Tesla Cybertruck Electric Ute is set to break fast-charging performance records, says Elon Musk

Tesla Cybertruck Electric Ute is set to break fast-charging performance records, says Elon Musk

Tesla is preparing to set new benchmarks for electric car charging performance, with claims of one megawatt for the new Cybertruck pickup and semi big rig – three times more than any electric car in Australia and twice the record overseas .

In the coming years Tesla Cybertruck Ute may be able to charge at higher power outputs than any other electric vehicle that can be driven with a standard car license, according to the company’s CEO, Elon Musk.

The announcement came today at an event in the US marking the first deliveries of Tesla’s new semi big rig prime mover, as Elon Musk revealed that the Cybertruck pickup truck will give the semi the ability to charge up to 1 battery fast Megawatt (1 MW) would correspond to ).

This peak charging power is three times higher than the 350 kW claimed by every other electric vehicle currently sold in Australia – at least those that can be driven with a car license – and double the 480 kW claimed by the latest electric cars from the Chinese Startups XPeng are claimed.

Tesla hasn’t confirmed how long the Cybertruck will take to charge — or disclosed the capacity of its battery pack.

Estimates are that some Cybertruck variants could come with battery packs in the 200kWh range – which, despite being twice the size of most of the commercially available 350kW-capable EVs, could allow it to go faster than charge other vehicles in its class.

An independent test by the respected US magazine car and driver On a GMC Hummer EV Ute — which has a 213 kWh battery pack and can take 350 kW — it could charge from 10 to 90 percent in an hour and 49 minutes, with up to 287 kW (or an average of 98 kW).

If the Tesla is able to sustain a high average charge rate – close to its 1MW maximum – it has the potential to significantly reduce that charge time.

The power systems in Tesla’s new semi-truck run at 1,000 volts — compared to 800 volts for the most advanced electric cars and SUVs in today’s showrooms — and its electric motors come from the Tesla Model S Plaid supersedan.

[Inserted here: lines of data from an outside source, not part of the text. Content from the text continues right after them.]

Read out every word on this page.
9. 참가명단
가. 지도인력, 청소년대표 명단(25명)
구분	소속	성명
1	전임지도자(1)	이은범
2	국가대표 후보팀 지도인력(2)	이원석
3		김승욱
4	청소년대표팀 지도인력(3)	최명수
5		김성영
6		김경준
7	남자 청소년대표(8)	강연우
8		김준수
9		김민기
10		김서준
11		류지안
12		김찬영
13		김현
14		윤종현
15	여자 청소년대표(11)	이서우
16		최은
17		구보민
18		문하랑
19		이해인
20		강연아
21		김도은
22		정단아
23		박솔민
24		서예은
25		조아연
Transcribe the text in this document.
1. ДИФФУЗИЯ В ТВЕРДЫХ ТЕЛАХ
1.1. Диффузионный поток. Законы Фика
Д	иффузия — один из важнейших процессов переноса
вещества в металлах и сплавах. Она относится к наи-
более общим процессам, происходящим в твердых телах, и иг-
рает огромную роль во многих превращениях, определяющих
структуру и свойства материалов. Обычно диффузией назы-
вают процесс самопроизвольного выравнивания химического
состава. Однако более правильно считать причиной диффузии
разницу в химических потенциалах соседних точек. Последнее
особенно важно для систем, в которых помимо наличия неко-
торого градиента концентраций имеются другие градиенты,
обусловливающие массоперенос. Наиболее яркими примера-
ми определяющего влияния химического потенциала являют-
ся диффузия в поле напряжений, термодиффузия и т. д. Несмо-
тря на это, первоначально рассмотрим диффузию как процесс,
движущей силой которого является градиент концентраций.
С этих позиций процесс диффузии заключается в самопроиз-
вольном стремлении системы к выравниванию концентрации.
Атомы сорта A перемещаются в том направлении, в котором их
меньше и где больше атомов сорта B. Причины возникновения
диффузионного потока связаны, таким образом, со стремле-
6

Dan Priestley, Tesla Semi’s chief engineering officer, told attendees and online viewers at the Semi’s delivery event “there’ll be a few more vehicles coming” with the 1000-volt system — but he didn’t specifically name the Cybertruck.

The record-breaking charging power is made possible by new “Mega Charger” stations – dubbed V4, compared to Tesla’s current “V3” supercharger stations that can deliver up to 250 kW.

Graphs shown at the semi-delivery event today show the cables use a new “immersion cooling technology” that is said to keep the cable’s thickness similar to Tesla’s current Superchargers, but pass far more power through them.

“You actually dip the conductor in the coolant, this water-based coolant that we have,” Tesla Semi Engineering Chief Dan Priestley said at the event.

“We then do really proper isolation monitoring on the backend to make sure it’s secure and delivering what it needs.

“This means that we can push a lot of electricity in a very, very small space. For those who have charged their cars with a V3 supercharger and the cable is nice and nimble, it’s the same here, but now we’re just pushing through a megawatt instead.”

Electric passenger cars currently capable of 350 kW include the Porsche Taycan and Audi E-Tron GT twins, as well as cars based on the Hyundai Group’s E-GMP architecture – including the Hyundai Ioniq 5 and Ioniq 6, Kia EV6 and Genesis GV60.

The Genesis Electrified G80 sedan and Electrified GV70 SUV are also capable of this – while a range of upcoming electric cars from Europe, China and South Korea claim to be capable of similar charging capabilities.

However, the world fast-charging power record is believed to be held by Chinese electric car startup XPeng, which unveiled a new 480kW charging station earlier this year.

As reported, the Tesla Cybertruck is scheduled to start production for the US in mid-2023, with production ramping up towards the end of the year. However, there is no news on Australian launch plans.

Click on the links below to read Moves latest coverage of the new Tesla Cybertruck.

Alex Misoyannis

Alex Misoyannis has been writing about cars since 2017 when he launched his own website Redline. He worked for Drive in 2018 before joining CarAdvice in 2019 and becoming a regular journalist on the news team in 2020. Cars have played a central role in Alex’s life, from leafing through car magazines at a young age to growing up surrounded by performance vehicles in a car-loving family.